From student to professional
By Hannah Spicher , email@example.com, 803-777-9086
Courtney Dunbaker has just made the leap from apprentice to professional, a process commonly celebrated but rarely described.
Dunbaker, who graduated in 2011 with a bachelor’s in psychology and earlier this year with a master’s in counselor education, started her first job in November as a licensed professional counselor.
What’s it like between your last day of class and counseling your first client?
“It’s scary. It’s sink or swim. But once you get in the setting, the knowledge you gain in school starts coming out, and you realize you know more than you think you do. After the first session is over, you know exactly what to do and you make the change between focusing on your needs to focusing on the needs of the client.”
And what are the kinds of things the classroom might not prepare you for?
“The rejection related to looking for a job!
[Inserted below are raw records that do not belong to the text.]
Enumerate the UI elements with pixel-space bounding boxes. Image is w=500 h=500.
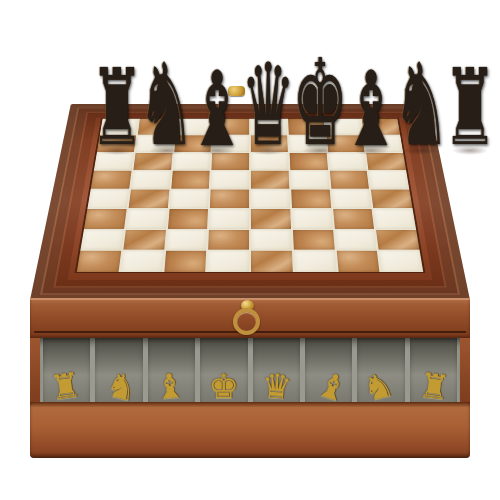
square-g2[interactable] xyxy=(334,230,376,250)
back-rank-square: ♞ xyxy=(141,106,191,150)
gold-knight[interactable]: ♞ xyxy=(360,370,396,404)
square-b3[interactable] xyxy=(126,209,168,228)
gold-rook[interactable]: ♜ xyxy=(48,371,82,402)
square-g1[interactable] xyxy=(336,251,379,272)
back-rank-pieces: ♜♞♝♛♚♝♞♜ xyxy=(93,0,387,150)
square-e5[interactable] xyxy=(251,171,289,189)
square-h2[interactable] xyxy=(376,230,419,250)
square-c2[interactable] xyxy=(166,230,208,250)
square-d1[interactable] xyxy=(207,251,249,272)
square-e4[interactable] xyxy=(251,190,290,209)
drawer-compartment: ♜ xyxy=(43,338,90,402)
square-a2[interactable] xyxy=(80,230,123,250)
drawer-compartment: ♞ xyxy=(357,338,404,402)
drawer-compartment: ♛ xyxy=(253,338,300,402)
gold-queen[interactable]: ♛ xyxy=(261,372,293,401)
square-d5[interactable] xyxy=(211,171,249,189)
square-d3[interactable] xyxy=(209,209,249,228)
open-drawer: ♜♞♝♚♛♝♞♜ xyxy=(30,338,470,402)
square-d4[interactable] xyxy=(210,190,249,209)
drawer-compartment: ♝ xyxy=(305,338,352,402)
drawer-compartment: ♜ xyxy=(410,338,457,402)
gold-bishop[interactable]: ♝ xyxy=(154,372,187,402)
drawer-compartment: ♞ xyxy=(95,338,142,402)
square-b4[interactable] xyxy=(128,190,169,209)
square-f2[interactable] xyxy=(293,230,335,250)
dark-queen[interactable]: ♛ xyxy=(241,62,295,150)
gold-king[interactable]: ♚ xyxy=(209,373,239,400)
square-g3[interactable] xyxy=(333,209,375,228)
square-f1[interactable] xyxy=(294,251,337,272)
square-b2[interactable] xyxy=(123,230,165,250)
square-c3[interactable] xyxy=(168,209,209,228)
square-b1[interactable] xyxy=(120,251,163,272)
drawer-compartment: ♝ xyxy=(148,338,195,402)
chess-set-photo: ♜♞♝♛♚♝♞♜ ♜♞♝♚♛♝♞♜ xyxy=(0,0,500,500)
square-g5[interactable] xyxy=(329,171,369,189)
square-a3[interactable] xyxy=(84,209,126,228)
square-f3[interactable] xyxy=(292,209,333,228)
square-f4[interactable] xyxy=(291,190,331,209)
square-f5[interactable] xyxy=(290,171,329,189)
square-g4[interactable] xyxy=(331,190,372,209)
drawer-front-panel[interactable] xyxy=(30,402,470,458)
ring-pull-icon[interactable] xyxy=(233,308,260,335)
square-h5[interactable] xyxy=(369,171,410,189)
back-rank-square: ♜ xyxy=(93,108,141,150)
square-e3[interactable] xyxy=(251,209,291,228)
square-c1[interactable] xyxy=(164,251,207,272)
back-rank-square: ♛ xyxy=(242,105,294,150)
square-h1[interactable] xyxy=(379,251,423,272)
square-a4[interactable] xyxy=(88,190,129,209)
square-d2[interactable] xyxy=(208,230,249,250)
back-rank-square: ♚ xyxy=(294,105,346,150)
dark-king[interactable]: ♚ xyxy=(292,57,348,150)
square-e1[interactable] xyxy=(251,251,293,272)
gold-knight[interactable]: ♞ xyxy=(104,370,140,404)
drawer-compartment: ♚ xyxy=(200,338,247,402)
square-a1[interactable] xyxy=(77,251,121,272)
square-h3[interactable] xyxy=(374,209,416,228)
drawer-tray: ♜♞♝♚♛♝♞♜ xyxy=(40,338,460,402)
dark-bishop[interactable]: ♝ xyxy=(186,69,247,150)
square-h4[interactable] xyxy=(371,190,412,209)
square-a5[interactable] xyxy=(91,171,132,189)
back-rank-square: ♝ xyxy=(346,106,396,150)
square-c5[interactable] xyxy=(171,171,210,189)
gold-rook[interactable]: ♜ xyxy=(418,371,452,402)
dark-rook[interactable]: ♜ xyxy=(443,68,497,150)
square-e2[interactable] xyxy=(251,230,292,250)
back-rank-square: ♝ xyxy=(192,106,242,150)
square-b5[interactable] xyxy=(131,171,171,189)
back-rank-square: ♞ xyxy=(396,106,446,150)
dark-knight[interactable]: ♞ xyxy=(392,62,450,150)
square-c4[interactable] xyxy=(169,190,209,209)
back-rank-square: ♜ xyxy=(446,108,494,150)
gold-bishop[interactable]: ♝ xyxy=(313,369,350,404)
I knew it would be tough. But I wasn't prepared for that, and it was hard not to take it personally. Also, the licensure exam constantly requires you to use your own judgment. For every question, all four answers seem right.”
What inspires you about your work?
“As a counselor, your sole purpose is to do good. There is so much chaos in the world, and you see all these things that you can’t change — things like typhoons and school shootings. But you can help one person in one small way. Making a teeny difference in the world is the most rewarding part.”
In your new position, you work in a variety of settings, including in-patient, out-patient, group and individual counseling. How do you recharge after an intense day at work?
“I’m pretty good at leaving stuff once I leave the counseling room. It can get to you, though. Especially if it’s a well-known case and you know people directly affected by it. I try to unwind by spending time with my husband, playing with my three dogs and kayaking when it’s warm outside.”